Allies had become (too) comfortable with the US as the guarantor of an international rules-based order that favoured their interests. Now, they are confronted with a United States that competes for power in a way that makes the world more dangerous, including, and possibly foremost, for allies. While adversaries came prepared, yet again, allies have been caught unaware. The administration in Washington is committed to prevail in every conflict. As Robert Kagan wrote in 2003, the rift between Paradise and Power: Europe and America in the New World Order opened in the aftermath of Al-Qaeda’s attacks on the World Trade Centers in New York on September 11, 2001. Any sense of a level playing field between America on the one hand, and allies, on the other, has been eviscerated.
The carnage in transatlantic relations to which we are witness was thus to be expected. In his prescient 2023 (!) book Canada Alone: Navigating the Post-American World, Kim Richard Nossal urges preparations to confront an illiberal and inward-looking America that is happy to jettison its role as leader of the West. Nossal predicts that allied insurance premiums for security and defence would rise exponentially and that a bipartisan protectionist consensus would jeopardise access to the US market. In a 2024 (!) podcast, Nossal posits Trump’s belief that allies are “just pretending to be friends and allies while eagerly ripping off long-suffering Americans through unfair trading practices and refusing to spend enough on defence.”

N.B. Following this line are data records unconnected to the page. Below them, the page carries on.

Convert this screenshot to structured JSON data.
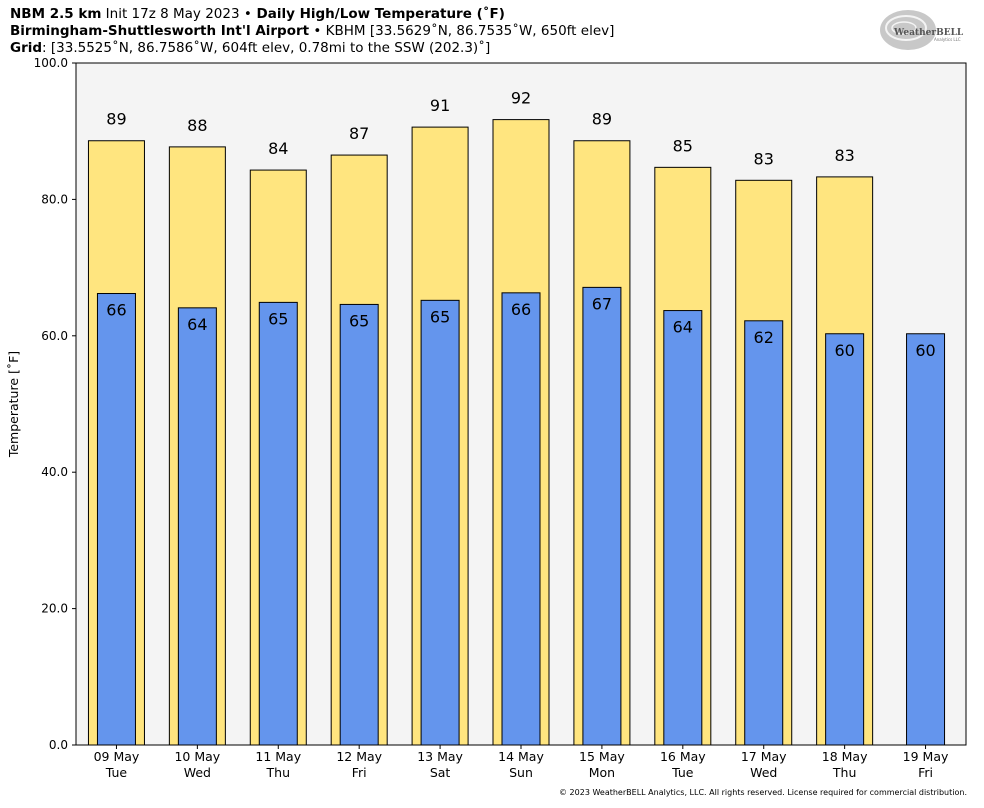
{
  "header": {
    "line1_bold": "NBM 2.5 km",
    "line1_init": " Init 17z 8 May 2023 ",
    "line1_sep": "•",
    "line1_title": " Daily High/Low Temperature (˚F)",
    "line2_bold": "Birmingham-Shuttlesworth Int'l Airport",
    "line2_sep": " • ",
    "line2_rest": "KBHM [33.5629˚N, 86.7535˚W, 650ft elev]",
    "line3_bold": "Grid",
    "line3_rest": ": [33.5525˚N, 86.7586˚W, 604ft elev, 0.78mi to the SSW (202.3)˚]"
  },
  "logo": {
    "text_main": "WeatherBELL",
    "text_sub": "Analytics LLC"
  },
  "footer": "© 2023 WeatherBELL Analytics, LLC. All rights reserved. License required for commercial distribution.",
  "colors": {
    "high": "#ffe57f",
    "low": "#6495ed",
    "plot_bg": "#f4f4f4",
    "outline": "#000000"
  },
  "chart_data": {
    "type": "bar",
    "categories": [
      [
        "09 May",
        "Tue"
      ],
      [
        "10 May",
        "Wed"
      ],
      [
        "11 May",
        "Thu"
      ],
      [
        "12 May",
        "Fri"
      ],
      [
        "13 May",
        "Sat"
      ],
      [
        "14 May",
        "Sun"
      ],
      [
        "15 May",
        "Mon"
      ],
      [
        "16 May",
        "Tue"
      ],
      [
        "17 May",
        "Wed"
      ],
      [
        "18 May",
        "Thu"
      ],
      [
        "19 May",
        "Fri"
      ]
    ],
    "series": [
      {
        "name": "High",
        "values": [
          88.6,
          87.7,
          84.3,
          86.5,
          90.6,
          91.7,
          88.6,
          84.7,
          82.8,
          83.3,
          null
        ],
        "labels": [
          "89",
          "88",
          "84",
          "87",
          "91",
          "92",
          "89",
          "85",
          "83",
          "83",
          ""
        ]
      },
      {
        "name": "Low",
        "values": [
          66.2,
          64.1,
          64.9,
          64.6,
          65.2,
          66.3,
          67.1,
          63.7,
          62.2,
          60.3,
          60.3
        ],
        "labels": [
          "66",
          "64",
          "65",
          "65",
          "65",
          "66",
          "67",
          "64",
          "62",
          "60",
          "60"
        ]
      }
    ],
    "ylabel": "Temperature [˚F]",
    "ylim": [
      0,
      100
    ],
    "yticks": [
      "0.0",
      "20.0",
      "40.0",
      "60.0",
      "80.0",
      "100.0"
    ],
    "grid": false
  }
}
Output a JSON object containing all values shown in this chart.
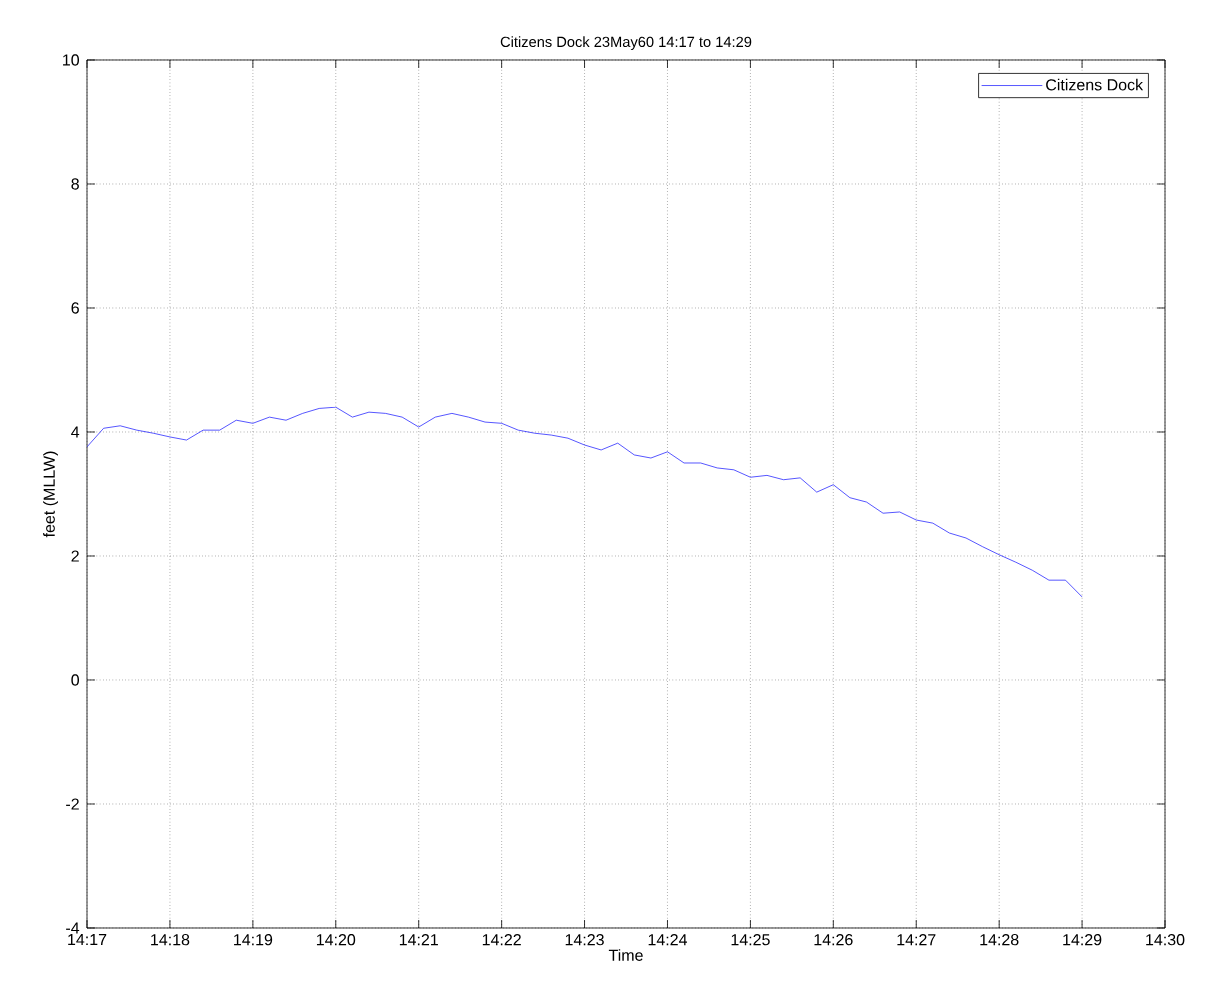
{
  "chart_data": {
    "type": "line",
    "title": "Citizens Dock 23May60 14:17 to 14:29",
    "xlabel": "Time",
    "ylabel": "feet (MLLW)",
    "xlim": [
      14.28333,
      14.5
    ],
    "ylim": [
      -4,
      10
    ],
    "xticks": [
      {
        "value": 14.28333,
        "label": "14:17"
      },
      {
        "value": 14.3,
        "label": "14:18"
      },
      {
        "value": 14.31667,
        "label": "14:19"
      },
      {
        "value": 14.33333,
        "label": "14:20"
      },
      {
        "value": 14.35,
        "label": "14:21"
      },
      {
        "value": 14.36667,
        "label": "14:22"
      },
      {
        "value": 14.38333,
        "label": "14:23"
      },
      {
        "value": 14.4,
        "label": "14:24"
      },
      {
        "value": 14.41667,
        "label": "14:25"
      },
      {
        "value": 14.43333,
        "label": "14:26"
      },
      {
        "value": 14.45,
        "label": "14:27"
      },
      {
        "value": 14.46667,
        "label": "14:28"
      },
      {
        "value": 14.48333,
        "label": "14:29"
      },
      {
        "value": 14.5,
        "label": "14:30"
      }
    ],
    "yticks": [
      -4,
      -2,
      0,
      2,
      4,
      6,
      8,
      10
    ],
    "grid": true,
    "legend": "top right",
    "x": [
      14.28333,
      14.28667,
      14.29,
      14.29333,
      14.29667,
      14.3,
      14.30333,
      14.30667,
      14.31,
      14.31333,
      14.31667,
      14.32,
      14.32333,
      14.32667,
      14.33,
      14.33333,
      14.33667,
      14.34,
      14.34333,
      14.34667,
      14.35,
      14.35333,
      14.35667,
      14.36,
      14.36333,
      14.36667,
      14.37,
      14.37333,
      14.37667,
      14.38,
      14.38333,
      14.38667,
      14.39,
      14.39333,
      14.39667,
      14.4,
      14.40333,
      14.40667,
      14.41,
      14.41333,
      14.41667,
      14.42,
      14.42333,
      14.42667,
      14.43,
      14.43333,
      14.43667,
      14.44,
      14.44333,
      14.44667,
      14.45,
      14.45333,
      14.45667,
      14.46,
      14.46333,
      14.46667,
      14.47,
      14.47333,
      14.47667,
      14.48,
      14.48333
    ],
    "series": [
      {
        "name": "Citizens Dock",
        "color": "#0000ff",
        "values": [
          3.76,
          4.06,
          4.1,
          4.03,
          3.98,
          3.92,
          3.87,
          4.03,
          4.03,
          4.19,
          4.14,
          4.24,
          4.19,
          4.3,
          4.38,
          4.4,
          4.24,
          4.32,
          4.3,
          4.24,
          4.08,
          4.24,
          4.3,
          4.24,
          4.16,
          4.14,
          4.03,
          3.98,
          3.95,
          3.9,
          3.79,
          3.71,
          3.82,
          3.63,
          3.58,
          3.68,
          3.5,
          3.5,
          3.42,
          3.39,
          3.27,
          3.3,
          3.23,
          3.26,
          3.03,
          3.15,
          2.94,
          2.87,
          2.69,
          2.71,
          2.58,
          2.53,
          2.37,
          2.29,
          2.15,
          2.02,
          1.9,
          1.77,
          1.61,
          1.61,
          1.34
        ]
      }
    ]
  }
}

Among the schools of US foreign policy, Trump differs from his predecessors over the past 200 years insofar as he takes after the country’s 7th president, Andrew Jackson. In Special Providence: American Foreign Policy and How it Changed the World, Walter Russell Mead summarises Jacksonianism as the belief “that the specific cultural, social, and political heritage of the United States is a precious treasure to be conserved, defended, and passed on to future generations; they celebrate what they see as the unique, and uniquely valuable, elements of American life and believe that the object of foreign policy should be to defend those values at home rather than to extend them abroad.”
Prudent observers of the content and conduct of American foreign policy that characterises the Trump administration’s second term would do well to keep in mind five basic principles:
- History matters: American foreign policy is influenced by events and policies going back to Colonial times.
- Ideas matter: Many intellectual traditions have sought to describe how the United States relates to the rest of the world. At any given period, one or more of these ideas have guided policy.
- Institutions matter: The content and conduct of U.S. foreign policy is a product of the promise of disharmony of the American Republican system of government with its division of powers, checks and balances.
- Complexity: The United States formulates and conducts a globally engaged foreign policy in a multifaceted and uncertain international environment and an equally complex domestic setting.
- Critical Empathy: Whatever the rational assessments or moral judgments about the conduct of American foreign policy, it is important to empathise with the difficulties and dilemmas the United States faces in securing its own interests and those of the many other states who seek to ally with it. Being powerful is not easy.
Allies should not keep calm and carry on: on foreign and defence policy, they are confronted with (much) higher transaction costs, lower returns on investment, and a more volatile and unpredictable partner in the US whose expectations of its allies will continue to grow. Allies can no longer take the United States for granted; they will need to be much more deliberate and intentional.